We found a refreshingly un-fast-food-like option at an interstate service center where we enjoyed rice bowls and smoothies and were glad to have traded in the heavy calorie-laden burgers and fries that had commandeered highway fare in past years.
The rehearsal dinner was a sumptuous parade of filet mignon, lobster risotto, champagne beurre blanc, and crème brulee. The wedding dinner itself was no less delectable. The music was wonderful, the weather was perfect, and the dancing swept us off our feet.
All of those features paled in comparison to the beauty of the people around us. Old friends, new ones, a smattering of family, the handsome groom and his radiant bride—it was all magical, really.
“When is the last time we went for this many straight days eating meals we did not fix ourselves?” I asked The Mister. “And didn’t cut from a stalk or pull from the ground or extract from a goat udder, for that matter?”
Indeed. It had been so long that neither of us could remember.
It was strange to be off the farm. We traded in our down-home farm fare for dining in a place where it mattered what fork we used. Smelly farm boots stayed home, and we wore slicked-up dress shoes instead. Grubby tee shirts and jeans gave way to silk ties and handkerchief hems.
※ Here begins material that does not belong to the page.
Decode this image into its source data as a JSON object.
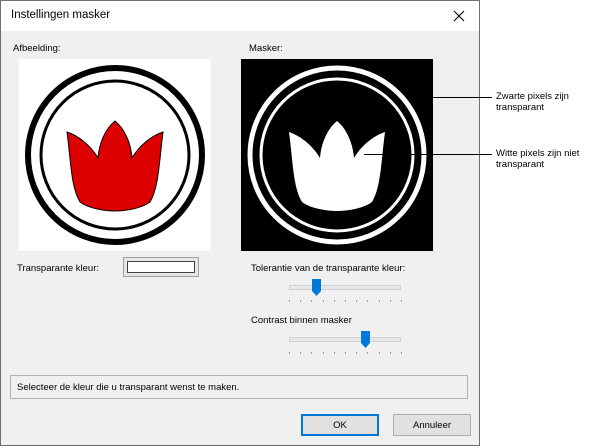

The television in our hotel room came in without adjusting the antenna, and there were no coyotes howling in the night to wake us.
During the drive home after the festivities came to a close, probably while we were sitting in stopped traffic for a half hour at the interchange between highways, I realized that I had not given any real thought to matters at home for the entire trip. The house, the dog, the cat, the chickens, the goats, the milking, the gardens—all had been shipped off to the land of Someone Else’s Responsibility.
I can count on one hand the number of times we have physically left the farm for an overnight since we took up this lifestyle in 2007. But even then, enough of the farm went with us mentally and emotionally to make us feel like we hardly left.
This time was different. For the first time ever, we left left. Our hearts were truly somewhere else, in a place that we were glad to be.
That’s not to say we didn’t want to come home, though. If you happened to be driving across the Kittery Bridge and noticed people belting out a song so loud you could almost hear it at seventy—that was us. That’s right. It was the Maine State Song, and what better place to sing it?
“I don’t know all the words,” The Mister said when I started prepping him for our duet about halfway through New Hampshire. It was all right, I assured him. Just sing really loud and the words won’t matter. He was dubious, but it was great.
A few hours later, we were greeted by an overjoyed dog, a cat that oscillated between being happy to see us and indignant that we left, and the bucolic sight of our beautiful herd of sleek red-brown goats grazing in the peaceful pasture. We were home, and it was as if we had never left.
In the end, what more can any of us ask for, than to live the kind of life that allows us to escape once in a while but welcomes us back with open arms?
It was good to go, and good to come back. And for both, we are grateful.